Ties to Texas oil company alleged
Iraqi Oil Ministry records cited by the subcommittee allege that Zhirinovsky and Voloshin hired the Texas oil company Bayoil to take possession of allocated oil and sell it for a share of the proceeds.
Some payments to Bayoil went through a company in Cyprus called Haverhill, the report said.
Bayoil and its chief executive, David Chalmers, and two of his oil brokers face federal indictments in New York on accusations of paying Iraq illegal surcharges for the oil. Chalmers has denied any wrongdoing.

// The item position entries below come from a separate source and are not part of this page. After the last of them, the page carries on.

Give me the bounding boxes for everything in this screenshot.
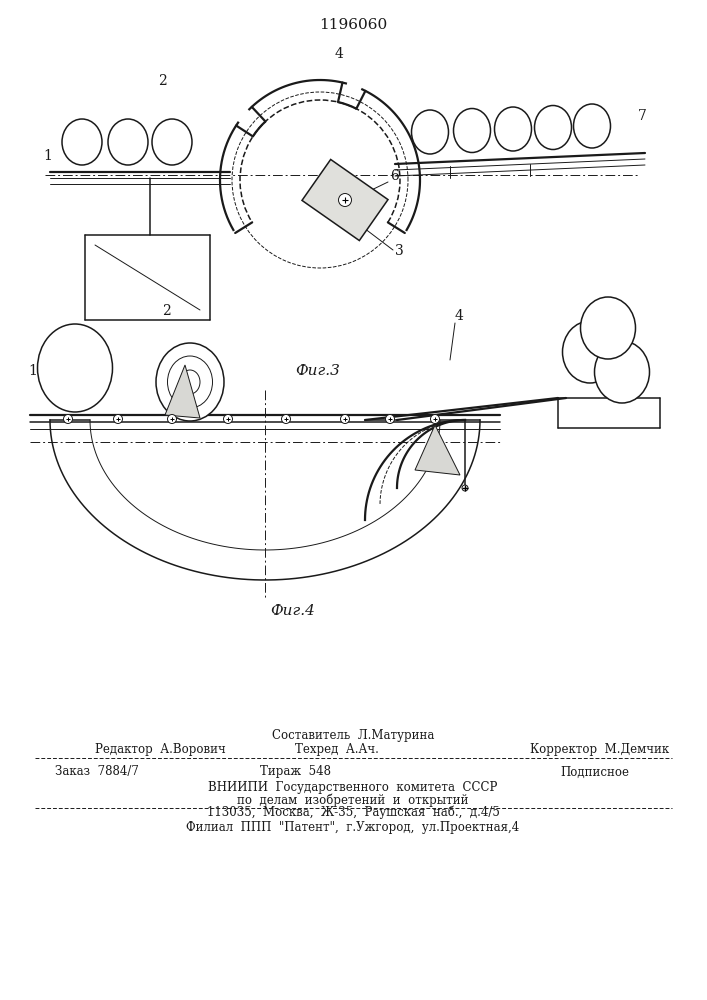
Ellipse shape (563, 321, 617, 383)
Ellipse shape (534, 105, 571, 149)
Ellipse shape (168, 414, 177, 424)
Text: 1: 1 (43, 149, 52, 163)
Text: 113035,  Москва,  Ж-35,  Раушская  наб.,  д.4/5: 113035, Москва, Ж-35, Раушская наб., д.4… (206, 805, 499, 819)
Ellipse shape (494, 107, 532, 151)
Text: по  делам  изобретений  и  открытий: по делам изобретений и открытий (238, 793, 469, 807)
Polygon shape (165, 365, 200, 418)
Ellipse shape (152, 119, 192, 165)
Text: Редактор  А.Ворович: Редактор А.Ворович (95, 744, 226, 756)
Text: Тираж  548: Тираж 548 (259, 766, 330, 778)
Ellipse shape (595, 341, 650, 403)
Ellipse shape (573, 104, 611, 148)
Text: 3: 3 (395, 244, 404, 258)
Text: Составитель  Л.Матурина: Составитель Л.Матурина (271, 728, 434, 742)
Ellipse shape (462, 485, 468, 491)
Text: 7: 7 (638, 109, 647, 123)
Text: Фиг.3: Фиг.3 (295, 364, 340, 378)
Text: 1196060: 1196060 (319, 18, 387, 32)
Text: 2: 2 (162, 304, 171, 318)
Text: 4: 4 (455, 309, 464, 323)
Polygon shape (302, 159, 388, 241)
Text: Заказ  7884/7: Заказ 7884/7 (55, 766, 139, 778)
Text: 1: 1 (28, 364, 37, 378)
Text: ВНИИПИ  Государственного  комитета  СССР: ВНИИПИ Государственного комитета СССР (209, 782, 498, 794)
Polygon shape (415, 425, 460, 475)
Ellipse shape (453, 108, 491, 152)
Ellipse shape (341, 414, 349, 424)
Ellipse shape (281, 414, 291, 424)
Ellipse shape (339, 194, 351, 207)
Ellipse shape (580, 297, 636, 359)
Text: 6: 6 (390, 169, 399, 183)
Text: 2: 2 (158, 74, 167, 88)
Ellipse shape (385, 414, 395, 424)
Text: Корректор  М.Демчик: Корректор М.Демчик (530, 744, 669, 756)
Ellipse shape (223, 414, 233, 424)
Ellipse shape (62, 119, 102, 165)
Ellipse shape (108, 119, 148, 165)
Text: Фиг.4: Фиг.4 (270, 604, 315, 618)
Ellipse shape (114, 414, 122, 424)
Ellipse shape (431, 414, 440, 424)
Ellipse shape (156, 343, 224, 421)
Ellipse shape (411, 110, 448, 154)
Text: 4: 4 (335, 47, 344, 61)
Ellipse shape (37, 324, 112, 412)
Text: Подписное: Подписное (560, 766, 629, 778)
Text: Филиал  ППП  "Патент",  г.Ужгород,  ул.Проектная,4: Филиал ППП "Патент", г.Ужгород, ул.Проек… (187, 822, 520, 834)
Ellipse shape (64, 414, 73, 424)
Text: Техред  А.Ач.: Техред А.Ач. (295, 744, 379, 756)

Documents cited by the Senate subcommittee revealed for the first time that Bayoil's alleged illegal transactions involved Russian oil deals.
Starting in 2000, Saddam extorted several billion dollars by imposing a 10- to 30-cent-per-barrel surcharge on buyers who willingly paid it to bank accounts he controlled, according to U.S. officials.
Saddam also extracted kickbacks on payments for humanitarian goods.
Russia got about a third of the oil sold under the program.
According to the Senate report, Russian individuals and companies that paid surcharges to Saddam delivered cash to the Iraqi Embassy in Moscow.
When the cash stored in an embassy safe reached $3 million to $4 million, the report said, it was taken to Baghdad in a diplomatic pouch.
Zhirinovsky once complained that he was unable to pay his surcharges, and his allocations then were suspended, according to documents cited by the report.
"Pay or get nothing," Ramadan told him, according to an interview cited in the report. In lieu of cash, Zhirinovsky offered to give Iraqis a school building he owned in Moscow, Ramadan said, according to the report.
British, French officials also accused
The Russian oil deals as well as parallel deals the subcommittee alleged last week in a report about British Parliament member George Galloway and former French Interior Minister Charles Pasqua will be the subject of Tuesday's hearing.
Galloway and Pasqua have denied the allegations.
Coleman sent a letter to Galloway on Friday inviting him to this week's hearing. "I'll be going there to give them hell," Galloway said last week. (Full story)
Coleman and Sen. Carl Levin of Michigan, the committee's ranking Democrat, told Galloway last week to "be prepared to provide sworn testimony."
Coleman said Saddam used his illicit oil profits to rebuild his military capacity, echoing a conclusion by former Iraq weapons inspector Charles Duelfer.
Duelfer's report for the CIA last year was the first to detail oil allocations to Russian and other political figures around the globe.
CNN's Liz Neisloss contributed to this report.